Cade McNamara stood in the middle of the locker room, holding a game ball and commanding all the attention of a starting quarterback.

After a four-hour, three-overtime comeback victory, this was his moment and no one else’s. He would make the most of it.

“Let’s fucking build on this shit, boys,” he said, in a video captured on Twitter. “Let’s get it. What happens if we win out, huh? Who’s gonna remember all the fucking games before (this), man?

“We win out, we did our job. We said we were gonna win out. Let’s fucking do it.”

No one else will believe that possible. But all the members of the Michigan football team listening did. And their reaction — mobbing McNamara in celebration — says it louder than anything else.

Because after nearly three-and-a-half games of misery, this was something different. Something to grab onto and hold tight, and hope that the 2020 season could be salvaged, if not in the form of Michigan’s record than at least in the form of its dignity, and its future at quarterback.

McNamara came into Saturday’s game in the middle of the second quarter, staring at a 17-0 deficit. He made that speech after throwing four touchdowns on his way to completing 27-of-36 passes and piloting the Wolverines to a 48-42 triple-overtime win over Rutgers that ran the gamut between bizarre, discouraging and just good enough to make fans believe in a Michigan quarterback yet again. He will start next week.

“Well it felt good,” McNamara said. “Obviously.”

He sat in front of the Zoom camera at 12:30 a.m., wearing frosted tips and an expression of relief. Under his tutelage, Michigan hadn’t just won. It had displayed an offense that consistently functioned the way it was supposed to — not just in fits of starting, stopping and wondering about potential.

That doesn’t fall entirely on the quarterback. Going into halftime, Michigan had accounted for just 77 rushing yards in its last 10 quarters of football; it had 129 in the latter two quarters and three overtimes. McNamara gave credit to that, and to the offensive line, but left little doubt as to his own standing when asked if he should start next week against Penn State.

“Personally I feel like I’ve done enough for me to be put in that position,” he said.

Harbaugh, who made Milton the starter this week after declaring an open competition, agreed.

“He was outstanding,” Harbaugh said. “Really gritty performance. In all ways. Super tough. Executed. Was outstanding. His play was inspiring. Yeah, can’t say enough great things.”

Though Milton started, Harbaugh said he came in with a plan to play both quarterbacks during the game. And after a 5-of-12 start that featured most of his throws looking inaccurate and the offense looking no better than it had in last week’s 49-11 loss to Wisconsin, that plan came to fruition. 
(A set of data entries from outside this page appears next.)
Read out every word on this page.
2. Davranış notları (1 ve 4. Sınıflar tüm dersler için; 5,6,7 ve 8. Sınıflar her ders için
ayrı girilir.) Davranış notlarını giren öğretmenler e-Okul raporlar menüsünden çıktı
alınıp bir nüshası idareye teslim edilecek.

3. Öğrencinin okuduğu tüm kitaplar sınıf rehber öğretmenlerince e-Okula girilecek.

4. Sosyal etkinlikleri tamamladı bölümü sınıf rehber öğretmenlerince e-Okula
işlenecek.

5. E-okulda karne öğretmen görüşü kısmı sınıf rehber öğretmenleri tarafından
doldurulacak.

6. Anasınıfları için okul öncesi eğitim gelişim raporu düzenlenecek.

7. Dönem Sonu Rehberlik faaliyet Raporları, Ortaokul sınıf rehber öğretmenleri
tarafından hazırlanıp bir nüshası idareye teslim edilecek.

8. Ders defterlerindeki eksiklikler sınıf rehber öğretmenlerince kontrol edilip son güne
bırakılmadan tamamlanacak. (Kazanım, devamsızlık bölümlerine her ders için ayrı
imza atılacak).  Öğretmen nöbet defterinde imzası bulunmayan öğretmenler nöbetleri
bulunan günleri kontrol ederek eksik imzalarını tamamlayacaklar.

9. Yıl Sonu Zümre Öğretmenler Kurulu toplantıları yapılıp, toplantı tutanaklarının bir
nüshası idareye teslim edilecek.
Three plays after McNamara came into the game, he had found Cornelius Johnson in the end zone for a 46-yard touchdown after a busted coverage. By the start of the fourth quarter, he had pulled the Wolverines back into the lead with a six-yard slant to Mike Sainristil, to which Ronnie Bell jumped up and down in exultation. In the second overtime, needing a touchdown to keep the game going, he ran into the end zone himself, and in the third, he leaned on that run game to give the Wolverines a lead they wouldn’t relinquish.

“Just really my role is just to be a distributor,” McNamara said. “Really get the ball in the receiver’s hands as fast as I possibly can. Just make sure that we’re running on all cylinders and really what it took for us on that last drive was patience.”

That description — in a lot of ways, one of a game manager — is in a lot of ways, the opposite of what Michigan wanted Milton to be. The coaching staff was enamored with his arm strength and natural ability, and no one who watched him over the first four games will disagree that the talent is special.

But figuring out to harness it was an issue that plagued him. And when McNamara came in, the simple ability to be accurate was enough to propel Michigan’s offense forward. No individual play he made popped off the screen. He made some good throws, largely took what the defense gave him, kept the offense on schedule and got it to the end zone.

It turns out, that’s exactly what Michigan needed.

“I think we got our swagger back a little bit,” McNamara said. “Especially on the offensive side of the ball we had been struggling a little bit. To come out with a win feels good.”